Hi,
A Recoll user is reporting an index corruption problem. In general, index
corruption happens from time to time with Recoll, because of crashes,
reboots, misc Recoll bugs, etc.
The strange thing here is that xapian-check does not seem to detect anything.
In a nutshell, some document numbers seem to point to a data blackhole: the
docids are returned when searching for the file/doc unique identifying
term, but then get_document() fails. A later replace_document() succeeds,
but on the next indexing pass, same issue.
// success
docid = db.postlist_begin(uniterm)
// then failure:
xdoc = db.get_document(*docid)
In this situation, Recoll will try to update the doc. replace_document()
then succeeds, and this repeats on the next indexing pass.
This is with Xapian 1.2.16
Here follows a slightly edited version of what the user reports about
experiments run with pure xapian-check/delve:
Recoll 1.21.3 + Xapian 1.2.16 with two external indices (on a network
server) and one local index. The setup has been running fine for weeks and
the external indices update on a cron job overnight.
Today, I searched for a term that I know is in many documents and can be
found (my last name). No documents were found in the gui Recoll.
I then searched in one external index on the command line
"recoll -c -t -q term" and received the following response:
:2:../rcldb/rclquery.cpp:358:xenquire->get_mset: exception: Document 6
not
found Recoll query: ((term...)) -1 results
:2:../rcldb/rclquery.cpp:392:enquire->get_mset: exception: Document 6 not
found
I then went through and checked as above (after installing xapian-tools). I
ran the xapian-check on both external indices and both had no problems.

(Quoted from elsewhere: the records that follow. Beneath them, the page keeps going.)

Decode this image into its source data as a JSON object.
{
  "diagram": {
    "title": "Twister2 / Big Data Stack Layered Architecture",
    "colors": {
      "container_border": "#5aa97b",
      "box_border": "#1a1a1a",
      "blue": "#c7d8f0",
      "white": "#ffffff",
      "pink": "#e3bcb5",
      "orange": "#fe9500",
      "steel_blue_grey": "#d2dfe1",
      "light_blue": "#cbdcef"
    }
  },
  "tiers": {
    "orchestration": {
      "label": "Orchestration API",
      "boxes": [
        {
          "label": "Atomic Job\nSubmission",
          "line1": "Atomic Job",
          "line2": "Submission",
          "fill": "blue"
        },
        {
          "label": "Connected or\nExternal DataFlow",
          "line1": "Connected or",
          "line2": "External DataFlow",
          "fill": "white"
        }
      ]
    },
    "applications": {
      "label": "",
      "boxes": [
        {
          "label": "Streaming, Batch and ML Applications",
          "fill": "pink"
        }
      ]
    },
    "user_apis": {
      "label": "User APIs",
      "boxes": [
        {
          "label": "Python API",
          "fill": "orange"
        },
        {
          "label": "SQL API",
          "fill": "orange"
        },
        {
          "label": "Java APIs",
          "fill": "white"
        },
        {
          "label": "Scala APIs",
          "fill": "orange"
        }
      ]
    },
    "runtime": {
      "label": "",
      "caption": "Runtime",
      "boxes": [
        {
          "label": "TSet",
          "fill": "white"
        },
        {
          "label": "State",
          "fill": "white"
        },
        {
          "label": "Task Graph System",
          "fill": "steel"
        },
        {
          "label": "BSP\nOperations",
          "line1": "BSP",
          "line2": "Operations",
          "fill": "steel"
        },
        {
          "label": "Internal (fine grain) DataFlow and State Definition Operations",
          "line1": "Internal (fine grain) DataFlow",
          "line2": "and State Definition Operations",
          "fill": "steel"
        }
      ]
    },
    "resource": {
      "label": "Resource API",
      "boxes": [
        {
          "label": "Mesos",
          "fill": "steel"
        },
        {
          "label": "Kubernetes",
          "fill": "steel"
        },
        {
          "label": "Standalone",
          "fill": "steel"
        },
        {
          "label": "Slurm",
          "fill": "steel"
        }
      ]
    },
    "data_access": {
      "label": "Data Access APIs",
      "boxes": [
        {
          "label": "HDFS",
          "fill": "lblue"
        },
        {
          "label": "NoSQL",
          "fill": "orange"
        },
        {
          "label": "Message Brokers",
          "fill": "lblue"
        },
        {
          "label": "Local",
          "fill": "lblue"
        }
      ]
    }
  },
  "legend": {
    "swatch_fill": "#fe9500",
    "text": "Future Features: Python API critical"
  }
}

I then ran "delve -t term ./xapiandb" and found a long list of
IDs, one of
which was 6. I then ran "delve -r 6 ./xapiandb" and got a long
list of
terms, which included 'term' and seemed to be reasonable for a
document I
then ran "delve -r 6 ./xapiandb -d" and got the following:
Data for record #6:
Error: DocNotFoundError: Document 6 not found
And the output from xapian-check:
===========record:
baseB blocksize=8K items=84507 lastblock=3379 revision=157 levels=2 root=12
B-tree checked okay
record table structure checked OK
termlist:
baseB blocksize=8K items=169014 lastblock=24090 revision=157 levels=2 root=5
B-tree checked okay
termlist table structure checked OK
postlist:
baseB blocksize=8K items=8727966 lastblock=66596 revision=157 levels=3 root=113
B-tree checked okay
postlist table structure checked OK
position:
baseB blocksize=8K items=34905667 lastblock=109114 revision=157 levels=2
root=11167
B-tree checked okay
position table structure checked OK
spelling:
Lazily created, and not yet used.
synonym:
baseB blocksize=8K items=255128 lastblock=4844 revision=157 levels=2 root=2
B-tree checked okay
synonym table: Don't know how to check structure
No errors found
============
The whole report is here:
https://bitbucket.org/medoc/recoll/issues/257/query-returns-no-results-when-document-is
Look for the 'Bob Cargill' section, unfortunately, the issue was
appended
to an older one (corruption too, but detected by xapian-check, so nothing
extraordinary there).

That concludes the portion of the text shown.